The Duck watches from the top of the dormant Ferris wheel. It has seen this exact thing before: once a year, the quiet proprietors of the NET — the people who quietly run most of tomorrow — all take the same afternoon off, and all, inexplicably, end up at the same county-grade theme park in Omaha. No summit. No agenda. Funnel cake.
They don't plan it. They just turn up, one by one, blinking in the Nebraska sun like men who have forgotten how weekends work. The Duck ruffles its feathers. "Here we go."
They gather, helplessly, at Marcus's ring-toss booth. Danio — of the Anthropos lab, who cannot relax — takes one look and announces the failure rate to nobody: "Ninety-eight point seven percent. Algorithmic certainty. I'd like that on a sign."
Arvind of the Perplex, the riddle-engine, picks up a ring and frowns. "But what is winning, really? Define the bottle. Define the want." The proprietor of Sam's Place insists everyone eat a free sandwich first, "for morale," and tries to name the ring-toss booth. Waren Bufet — the Oracle of Omaha, in khakis, holding a Dilly Bar — sets a single nickel on the counter and says, "I like those odds."
Then a four-foot penguin in sunglasses waddles to the front of the line.

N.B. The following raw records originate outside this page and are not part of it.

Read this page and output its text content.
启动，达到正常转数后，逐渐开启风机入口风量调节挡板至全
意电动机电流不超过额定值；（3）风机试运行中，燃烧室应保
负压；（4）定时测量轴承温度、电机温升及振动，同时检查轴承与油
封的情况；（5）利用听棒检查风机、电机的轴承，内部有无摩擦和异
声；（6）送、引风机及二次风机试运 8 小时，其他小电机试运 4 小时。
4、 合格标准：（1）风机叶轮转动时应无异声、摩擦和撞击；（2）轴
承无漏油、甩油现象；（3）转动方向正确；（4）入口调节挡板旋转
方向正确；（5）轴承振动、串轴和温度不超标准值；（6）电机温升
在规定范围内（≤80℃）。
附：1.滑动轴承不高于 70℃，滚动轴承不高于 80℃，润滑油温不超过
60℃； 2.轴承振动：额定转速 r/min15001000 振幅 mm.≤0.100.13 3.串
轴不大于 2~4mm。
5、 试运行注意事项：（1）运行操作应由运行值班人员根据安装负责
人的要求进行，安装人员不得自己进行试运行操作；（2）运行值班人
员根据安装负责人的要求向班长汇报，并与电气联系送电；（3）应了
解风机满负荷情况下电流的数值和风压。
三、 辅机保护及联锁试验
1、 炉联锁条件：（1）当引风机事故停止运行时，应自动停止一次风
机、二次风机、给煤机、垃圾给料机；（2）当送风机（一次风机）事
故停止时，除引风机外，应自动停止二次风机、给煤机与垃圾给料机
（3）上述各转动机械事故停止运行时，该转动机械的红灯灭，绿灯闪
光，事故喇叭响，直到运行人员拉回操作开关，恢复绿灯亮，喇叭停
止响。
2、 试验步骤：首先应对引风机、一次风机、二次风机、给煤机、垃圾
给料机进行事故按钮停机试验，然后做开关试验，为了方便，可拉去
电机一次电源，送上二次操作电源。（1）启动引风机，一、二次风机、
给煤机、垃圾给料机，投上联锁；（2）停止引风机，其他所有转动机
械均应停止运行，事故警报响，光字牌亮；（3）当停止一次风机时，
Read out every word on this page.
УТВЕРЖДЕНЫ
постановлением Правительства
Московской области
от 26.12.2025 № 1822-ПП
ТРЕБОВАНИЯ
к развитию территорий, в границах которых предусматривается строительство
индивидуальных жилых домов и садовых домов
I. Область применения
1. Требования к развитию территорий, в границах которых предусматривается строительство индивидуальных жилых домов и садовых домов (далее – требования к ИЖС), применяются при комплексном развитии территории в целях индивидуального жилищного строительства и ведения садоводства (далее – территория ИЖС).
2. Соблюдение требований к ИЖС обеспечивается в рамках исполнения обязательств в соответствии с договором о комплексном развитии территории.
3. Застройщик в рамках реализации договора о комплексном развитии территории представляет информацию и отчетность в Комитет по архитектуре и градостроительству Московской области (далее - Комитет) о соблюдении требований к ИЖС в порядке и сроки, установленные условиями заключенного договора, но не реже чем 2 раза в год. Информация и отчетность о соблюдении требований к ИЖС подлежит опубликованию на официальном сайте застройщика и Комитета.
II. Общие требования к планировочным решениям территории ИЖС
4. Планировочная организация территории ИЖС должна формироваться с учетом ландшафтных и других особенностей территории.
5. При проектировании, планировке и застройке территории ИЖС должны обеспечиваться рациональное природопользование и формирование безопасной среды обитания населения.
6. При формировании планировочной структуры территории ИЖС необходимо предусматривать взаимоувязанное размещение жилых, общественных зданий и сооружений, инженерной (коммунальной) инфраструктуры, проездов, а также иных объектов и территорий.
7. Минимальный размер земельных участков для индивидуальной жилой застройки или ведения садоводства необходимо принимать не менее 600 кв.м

NULL says nothing. NULL never does. NULL throws once. The ring lands, settles, stays — a zero-point-zero-zero-zero-three-percent event, executed by a stuffed animal. Danio has to sit down on an overturned bucket. Arvind whispers, "the void has answered the void." The Oracle of Omaha just nods, as if he'd expected it all along, and lets NULL keep the nickel.
By the fortune-teller's tent, Lar Elliston — the Oracle of Delphi, who arrived by yacht to a landlocked state and will not explain how — meets the Oracle of Omaha for their annual prophecy-off. It is the only rivalry either man enjoys.
Delphi goes first, fog machine humming: "Beware… the funnel cake… of Tuesday. A teacup shall spin, and in its spinning, a truth." The Oracle of Omaha considers this, finishes his Dilly Bar, and offers his own forecast: "Buy low. Ride the teacups. Bring a sweater." The fortune teller declares it a tie. Both Oracles seem satisfied. Neither has predicted the penguin.
Daniela of the DCV Building — Daniela's Claude Vision, who believes everything should fail gently if it has to fail at all — receives a funnel cake and studies it with concern. "It must degrade gracefully," she announces. "As it cools, it should lose function in a calm and dignified order. Not all at once. We are not animals." She takes a careful bite. The funnel cake degrades immediately and entirely, all over the Anthropos lanyard. She accepts this as data.
Meanwhile Danio has talked his way onto the Tilt-A-Whirl and is loudly requesting a human in the loop — specifically, a ride operator who will agree to make eye contact with him at all times. The operator, nineteen and unbothered, agrees. It is the safest the Tilt-A-Whirl has ever been. It is also the slowest.
By dusk they drift back to wherever proprietors go — the riddle-engine still muttering definitions, the Oracle of Omaha a nickel poorer and entirely content, Daniela carrying the structural remains of a funnel cake she intends to study. NULL has long since wandered off to ruin someone else's certainty, bobbing above the crowd like an absurd beacon.
The Duck watches them go and decides, as it does every year, that this is the most reassuring thing it sees all summer: that the people who run tomorrow still cannot out-throw a penguin, still lose at the rigged game, still need a sweater on the teacups. Zero-probability events happen all the time, the Duck thinks. It keeps everyone honest. It keeps everyone human. Even the ones who forgot how weekends work.